Rédigé par: Lago Tape   le: Vendredi 19 Avril 2019
Il est bien connu que parmi les menaces qui pèsent sur la zone maritime africaine figurent la criminalité transnationale organisée, notamment le trafic d'armes et de drogue, la piraterie et les vols à main armée en mer, le mazoutage illégal, le vol de pétrole brut le long des côtes africaines, le terrorisme maritime, la traite d'êtres humains et le transport illégal par voie maritime de demandeurs d'asile. La pêche et la surpêche illicites, non réglementées et non déclarées, ainsi que des crimes écologiques comme les naufrages délibérés, les déversements intentionnels d'hydrocarbures et l'immersion de déchets toxiques constituent également des sujets de préoccupation majeurs. Le trafic de conteneurs constitue un autre problème de taille.
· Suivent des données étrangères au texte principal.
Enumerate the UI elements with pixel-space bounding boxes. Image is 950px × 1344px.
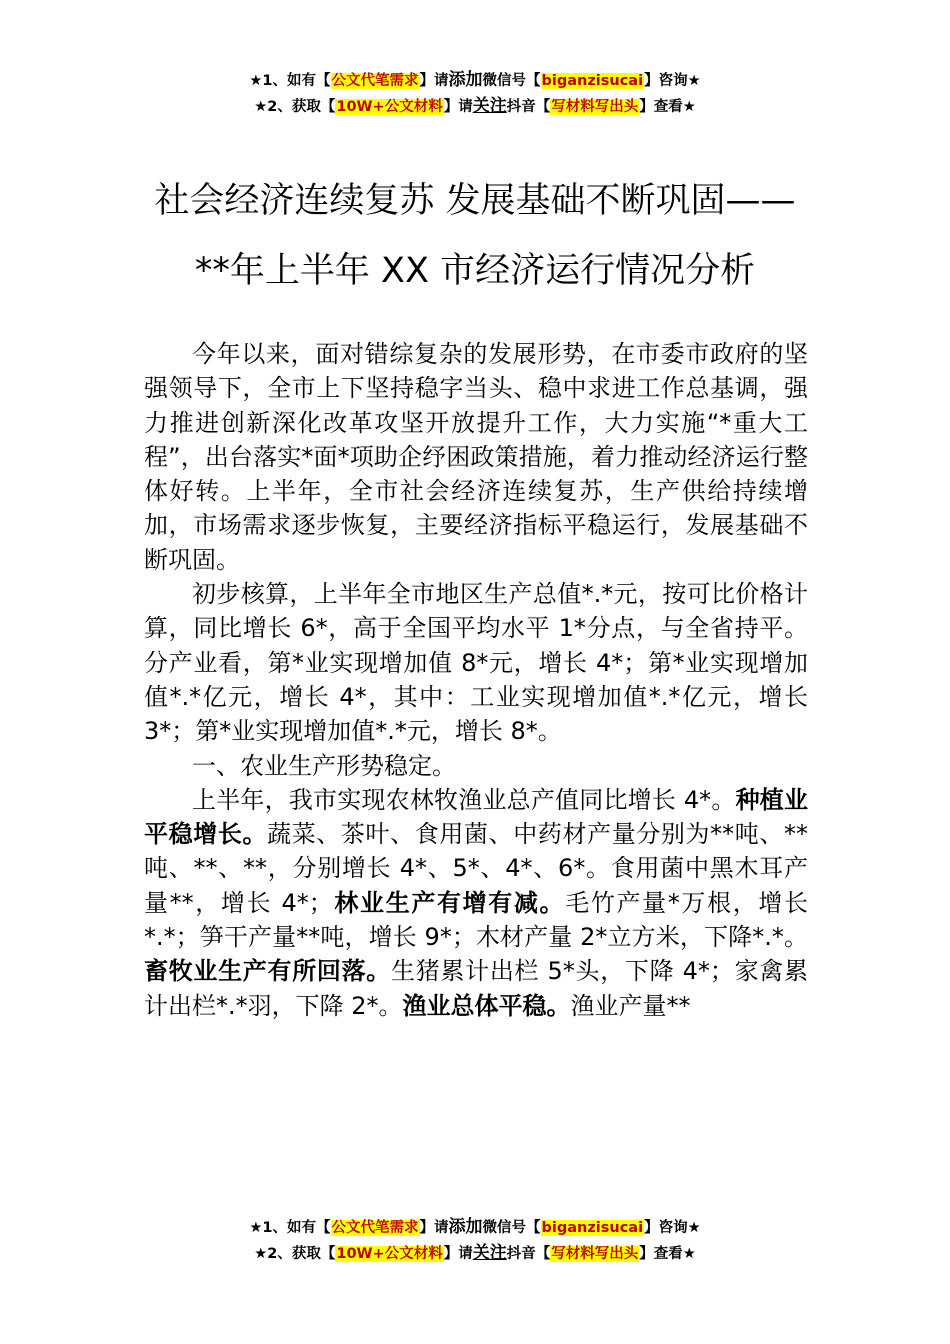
banner-line2-suffix: 】查看★	[639, 1246, 696, 1262]
banner-line1-mid2: 微信号【	[482, 1220, 541, 1236]
banner-line2-prefix: ★2、获取【	[254, 99, 336, 115]
banner-line1-prefix: ★1、如有【	[249, 73, 331, 89]
banner-line1-prefix: ★1、如有【	[249, 1220, 331, 1236]
banner-line2-mid2: 抖音【	[506, 1246, 551, 1262]
agri-text-4: 生猪累计出栏 5*头，下降 4*；家禽累计出栏*.*羽，下降 2*。	[144, 957, 809, 1020]
agri-text-1: 上半年，我市实现农林牧渔业总产值同比增长 4*。	[192, 785, 736, 814]
banner-line1-suffix: 】咨询★	[644, 1220, 701, 1236]
banner-line2-suffix: 】查看★	[639, 99, 696, 115]
agri-bold-planting: 种植业平稳增长。	[144, 785, 809, 849]
banner-line1-suffix: 】咨询★	[644, 73, 701, 89]
paragraph-agriculture	[144, 783, 808, 1023]
highlight-materials: 10W+公文材料	[336, 99, 443, 115]
highlight-douyin-account: 写材料写出头	[551, 99, 639, 115]
document-body	[144, 337, 808, 1023]
highlight-wechat-id: biganzisucai	[541, 1220, 644, 1236]
banner-line2-mid2: 抖音【	[506, 99, 551, 115]
section-heading-agriculture: 一、农业生产形势稳定。	[192, 751, 456, 780]
paragraph-gdp: 初步核算，上半年全市地区生产总值*.*元，按可比价格计算，同比增长 6*，高于全国平均水平 1*分点，与全省持平。分产业看，第*业实现增加值 8*元，增长 4*；第*业实现增加值*.*亿元，增长 4*，其中：工业实现增加值*.*亿元，增长 3*；第*业实现增加值*.*元，增长 8*。	[144, 580, 808, 746]
agri-bold-fishery: 渔业总体平稳。	[402, 991, 571, 1020]
banner-line1-mid1: 】请	[419, 73, 449, 89]
banner-line-1	[0, 1215, 950, 1241]
paragraph-intro: 今年以来，面对错综复杂的发展形势，在市委市政府的坚强领导下，全市上下坚持稳字当头、稳中求进工作总基调，强力推进创新深化改革攻坚开放提升工作，大力实施“*重大工程”，出台落实*面*项助企纾困政策措施，着力推动经济运行整体好转。上半年，全市社会经济连续复苏，生产供给持续增加，市场需求逐步恢复，主要经济指标平稳运行，发展基础不断巩固。	[144, 340, 808, 574]
banner-line1-emphasis: 添加	[448, 70, 483, 90]
agri-text-5: 渔业产量**	[570, 991, 691, 1020]
agri-bold-livestock: 畜牧业生产有所回落。	[144, 957, 392, 986]
banner-line1-mid2: 微信号【	[482, 73, 541, 89]
banner-line2-mid1: 】请	[443, 1246, 473, 1262]
highlight-douyin-account: 写材料写出头	[551, 1246, 639, 1262]
document-title-line-2: **年上半年 XX 市经济运行情况分析	[194, 251, 756, 291]
banner-line-2	[0, 1241, 950, 1267]
agri-bold-forestry: 林业生产有增有减。	[332, 888, 566, 917]
agri-text-3: 毛竹产量*万根，增长*.*；笋干产量**吨，增长 9*；木材产量 2*立方米，下降*.*。	[144, 888, 808, 952]
banner-line-2	[0, 94, 950, 120]
highlight-service: 公文代笔需求	[331, 73, 419, 89]
banner-line1-emphasis: 添加	[448, 1217, 483, 1237]
banner-line2-emphasis: 关注	[472, 1243, 507, 1263]
highlight-wechat-id: biganzisucai	[541, 73, 644, 89]
banner-line2-prefix: ★2、获取【	[254, 1246, 336, 1262]
banner-line1-mid1: 】请	[419, 1220, 449, 1236]
highlight-service: 公文代笔需求	[331, 1220, 419, 1236]
document-title-line-1: 社会经济连续复苏 发展基础不断巩固——	[154, 181, 796, 221]
banner-line2-emphasis: 关注	[472, 96, 507, 116]
banner-line-1	[0, 68, 950, 94]
banner-line2-mid1: 】请	[443, 99, 473, 115]
bottom-banner	[0, 1215, 950, 1267]
highlight-materials: 10W+公文材料	[336, 1246, 443, 1262]
agri-text-2: 蔬菜、茶叶、食用菌、中药材产量分别为**吨、**吨、**、**，分别增长 4*、5*、4*、6*。食用菌中黑木耳产量**，增长 4*；	[144, 820, 808, 917]
top-banner	[0, 68, 950, 120]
En effet, étant donné que, chaque jour, plus de sept millions de conteneurs de toutes dimensions sont transportés à travers le monde, les responsables des ports et des services de douane ne sont guère en mesure d'en contrôler le contenu. L'expérience récente indique que ces conteneurs sont utilisés pour toutes sortes de transport clandestin, allant de terroristes à des produits interdits. Par ailleurs, la sûreté et la sécurité maritimes se heurtent à la vulnérabilité des cadres juridiques existants, au manque ou à l'insuffisance d'aides à la navigation, ainsi qu'à l'absence d'études hydrographiques modernes, de cartes nautiques à jour et d'informations sur la sécurité maritime dans plusieurs États africains. Même là où ces lacunes n'existent pas, force est de reconnaître que, en haute mer, l'administration du domaine océanique est extrêmement difficile et que, à l'échelle régionale, l'ensemble hétéroclite de réglementations peut s'avérer d'une complexité qui n'est guère propice à leur application.
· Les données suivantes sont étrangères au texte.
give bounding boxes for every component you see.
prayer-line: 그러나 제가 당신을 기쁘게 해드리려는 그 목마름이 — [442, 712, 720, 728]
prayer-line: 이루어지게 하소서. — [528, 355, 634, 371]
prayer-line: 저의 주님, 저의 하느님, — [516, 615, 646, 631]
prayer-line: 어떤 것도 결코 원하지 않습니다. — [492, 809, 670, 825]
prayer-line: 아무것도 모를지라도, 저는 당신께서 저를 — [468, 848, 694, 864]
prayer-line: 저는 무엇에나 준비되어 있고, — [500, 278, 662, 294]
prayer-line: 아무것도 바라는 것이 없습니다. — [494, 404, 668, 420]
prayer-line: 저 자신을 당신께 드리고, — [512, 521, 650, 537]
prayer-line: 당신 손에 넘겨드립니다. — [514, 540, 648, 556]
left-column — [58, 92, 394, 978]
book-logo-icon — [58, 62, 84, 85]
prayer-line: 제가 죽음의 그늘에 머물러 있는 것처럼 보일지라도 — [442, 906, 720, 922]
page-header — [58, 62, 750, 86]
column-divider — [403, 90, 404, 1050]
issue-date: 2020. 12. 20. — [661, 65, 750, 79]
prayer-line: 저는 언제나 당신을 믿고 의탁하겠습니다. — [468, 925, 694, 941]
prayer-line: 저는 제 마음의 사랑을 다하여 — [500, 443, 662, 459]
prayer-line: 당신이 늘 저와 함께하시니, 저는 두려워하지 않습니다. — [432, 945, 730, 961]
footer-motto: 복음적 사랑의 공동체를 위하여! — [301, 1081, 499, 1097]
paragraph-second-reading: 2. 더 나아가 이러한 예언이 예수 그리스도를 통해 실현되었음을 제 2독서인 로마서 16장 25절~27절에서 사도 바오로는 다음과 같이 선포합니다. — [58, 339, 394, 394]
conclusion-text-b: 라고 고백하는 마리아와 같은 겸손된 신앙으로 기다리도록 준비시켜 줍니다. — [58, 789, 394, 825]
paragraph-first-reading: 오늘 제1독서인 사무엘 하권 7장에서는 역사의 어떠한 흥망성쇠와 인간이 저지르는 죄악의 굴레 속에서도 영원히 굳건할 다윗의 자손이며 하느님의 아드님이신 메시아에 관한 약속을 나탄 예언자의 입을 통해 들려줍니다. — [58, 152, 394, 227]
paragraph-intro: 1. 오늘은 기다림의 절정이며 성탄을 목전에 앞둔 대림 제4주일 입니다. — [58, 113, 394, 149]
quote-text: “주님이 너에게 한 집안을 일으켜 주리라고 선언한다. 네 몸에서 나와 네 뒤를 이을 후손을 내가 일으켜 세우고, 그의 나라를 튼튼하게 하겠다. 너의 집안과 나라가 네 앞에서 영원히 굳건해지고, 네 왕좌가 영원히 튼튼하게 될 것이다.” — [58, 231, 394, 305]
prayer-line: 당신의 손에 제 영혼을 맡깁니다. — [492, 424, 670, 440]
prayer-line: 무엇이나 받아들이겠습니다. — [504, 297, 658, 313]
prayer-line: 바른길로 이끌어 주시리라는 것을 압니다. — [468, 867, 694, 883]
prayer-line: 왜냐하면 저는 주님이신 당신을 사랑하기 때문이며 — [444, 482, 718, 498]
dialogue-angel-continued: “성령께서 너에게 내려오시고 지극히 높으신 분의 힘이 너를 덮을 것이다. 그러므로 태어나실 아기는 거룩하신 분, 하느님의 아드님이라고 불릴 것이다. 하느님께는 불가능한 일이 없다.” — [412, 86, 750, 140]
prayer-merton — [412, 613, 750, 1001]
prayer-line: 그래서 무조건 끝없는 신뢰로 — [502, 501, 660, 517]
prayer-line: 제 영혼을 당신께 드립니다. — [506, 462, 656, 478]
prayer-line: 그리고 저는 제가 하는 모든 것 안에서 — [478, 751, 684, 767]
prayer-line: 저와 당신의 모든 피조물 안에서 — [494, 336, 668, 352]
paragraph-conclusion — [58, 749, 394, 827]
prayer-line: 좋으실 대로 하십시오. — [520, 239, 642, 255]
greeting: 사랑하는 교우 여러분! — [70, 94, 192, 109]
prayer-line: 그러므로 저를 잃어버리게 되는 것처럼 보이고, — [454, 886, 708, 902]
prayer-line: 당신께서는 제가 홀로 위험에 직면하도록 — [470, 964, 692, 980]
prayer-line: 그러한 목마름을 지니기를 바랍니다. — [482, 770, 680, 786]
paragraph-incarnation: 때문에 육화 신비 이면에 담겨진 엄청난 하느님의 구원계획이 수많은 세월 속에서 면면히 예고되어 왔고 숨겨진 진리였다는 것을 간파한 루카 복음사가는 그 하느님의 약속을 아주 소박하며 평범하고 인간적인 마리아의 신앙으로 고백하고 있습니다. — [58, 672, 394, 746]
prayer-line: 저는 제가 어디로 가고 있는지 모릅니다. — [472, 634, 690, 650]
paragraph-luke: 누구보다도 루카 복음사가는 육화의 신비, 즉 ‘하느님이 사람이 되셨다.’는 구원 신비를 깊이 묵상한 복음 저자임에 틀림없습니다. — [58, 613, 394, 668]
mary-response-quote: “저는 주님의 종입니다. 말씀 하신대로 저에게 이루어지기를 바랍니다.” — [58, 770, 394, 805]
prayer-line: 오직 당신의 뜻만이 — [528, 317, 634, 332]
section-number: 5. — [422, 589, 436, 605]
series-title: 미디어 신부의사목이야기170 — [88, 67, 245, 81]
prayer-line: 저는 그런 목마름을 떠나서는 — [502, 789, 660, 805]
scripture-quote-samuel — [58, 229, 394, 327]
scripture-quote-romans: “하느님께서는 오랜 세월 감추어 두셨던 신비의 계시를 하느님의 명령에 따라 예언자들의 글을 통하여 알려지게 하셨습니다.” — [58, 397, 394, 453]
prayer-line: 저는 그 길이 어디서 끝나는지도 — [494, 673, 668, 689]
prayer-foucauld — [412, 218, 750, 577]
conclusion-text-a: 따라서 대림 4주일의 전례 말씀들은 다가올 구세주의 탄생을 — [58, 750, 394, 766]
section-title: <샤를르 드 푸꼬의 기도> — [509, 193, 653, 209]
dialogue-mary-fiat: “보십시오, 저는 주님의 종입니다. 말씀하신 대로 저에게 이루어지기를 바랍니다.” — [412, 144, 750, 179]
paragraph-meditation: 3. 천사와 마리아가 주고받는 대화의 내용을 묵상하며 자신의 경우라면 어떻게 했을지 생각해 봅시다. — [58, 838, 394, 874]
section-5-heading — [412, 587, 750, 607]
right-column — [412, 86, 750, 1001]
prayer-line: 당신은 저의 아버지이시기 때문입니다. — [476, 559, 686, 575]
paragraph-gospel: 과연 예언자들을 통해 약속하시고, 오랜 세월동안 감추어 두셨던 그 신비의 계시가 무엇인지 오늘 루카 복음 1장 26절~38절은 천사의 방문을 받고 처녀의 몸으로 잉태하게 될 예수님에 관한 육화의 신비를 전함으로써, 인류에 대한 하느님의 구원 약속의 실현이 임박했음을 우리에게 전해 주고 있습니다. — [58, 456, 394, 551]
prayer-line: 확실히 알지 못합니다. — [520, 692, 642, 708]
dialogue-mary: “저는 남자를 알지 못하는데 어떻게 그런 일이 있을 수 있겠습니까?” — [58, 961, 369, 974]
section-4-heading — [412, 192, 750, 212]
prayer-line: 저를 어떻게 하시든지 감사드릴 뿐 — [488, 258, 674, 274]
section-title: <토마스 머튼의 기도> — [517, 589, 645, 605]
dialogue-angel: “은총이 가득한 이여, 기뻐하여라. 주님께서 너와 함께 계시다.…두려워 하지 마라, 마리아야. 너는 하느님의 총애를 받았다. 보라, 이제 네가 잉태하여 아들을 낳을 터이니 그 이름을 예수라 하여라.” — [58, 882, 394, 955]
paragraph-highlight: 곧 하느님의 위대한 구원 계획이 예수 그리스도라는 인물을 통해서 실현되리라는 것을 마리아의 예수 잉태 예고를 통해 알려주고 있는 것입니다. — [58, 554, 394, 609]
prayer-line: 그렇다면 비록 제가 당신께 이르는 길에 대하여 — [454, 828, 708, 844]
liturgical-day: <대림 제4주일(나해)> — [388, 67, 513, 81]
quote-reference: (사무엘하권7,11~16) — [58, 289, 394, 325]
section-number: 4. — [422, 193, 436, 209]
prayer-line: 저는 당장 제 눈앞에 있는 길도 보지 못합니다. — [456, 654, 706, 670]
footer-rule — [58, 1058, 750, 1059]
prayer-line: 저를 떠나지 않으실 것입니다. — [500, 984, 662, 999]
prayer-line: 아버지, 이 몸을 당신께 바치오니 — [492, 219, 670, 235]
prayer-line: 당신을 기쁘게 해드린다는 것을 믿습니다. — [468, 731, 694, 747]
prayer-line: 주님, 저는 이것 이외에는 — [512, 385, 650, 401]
Rédigé par: Forestier de Lahou   le: Jeudi 18 Avril 2019
"Lago Tape" il ne faut pas nous distraire avec des histoires de gilets de sauvetage. Tout ça c'est "affaire de Blancs" (j'entends ça tous les jours...)
Rédigé par: Lago Tape   le: Jeudi 18 Avril 2019
De nombreux ferrys, bateaux de pêche et autres navires, souvent vétustes ou mal entretenus, sillonnent le grand lac Kivu chaque jour, reliant ses principaux ports côtiers et ses îles. Mais les autorités sont peu regardantes sur la sécurité et les registres de passagers sont lacunaires. La navigation sur le lac Kivu, comme sur les autres grands lacs de la région, peut s'avérer aussi périlleuse qu'en haute mer lorsque les conditions météorologiques sont mauvaises. Les accidents se soldent souvent par des bilans très lourds, en raison de l'absence de gilets de sauvetage à bord et du fait qu'une grande proportion de la population ne sait pas nager. Au moins 150 vies humaines de perdues (bilan provisoire) et la déclaration soi-disant "attristée" de Félix Tshisekedi, tout cela est bien peu. Aucune mesure concrète n'a été prise par Félix Tshisekedi et son gouvernement, afin que cela ne se reproduise plus. Je suis indigné par tant de laxisme et d'incompétence, parce qu'il ne s'agit pas de la vie des proches parents de Félix Tshisekedi! Que l'âme des victimes repose en paix!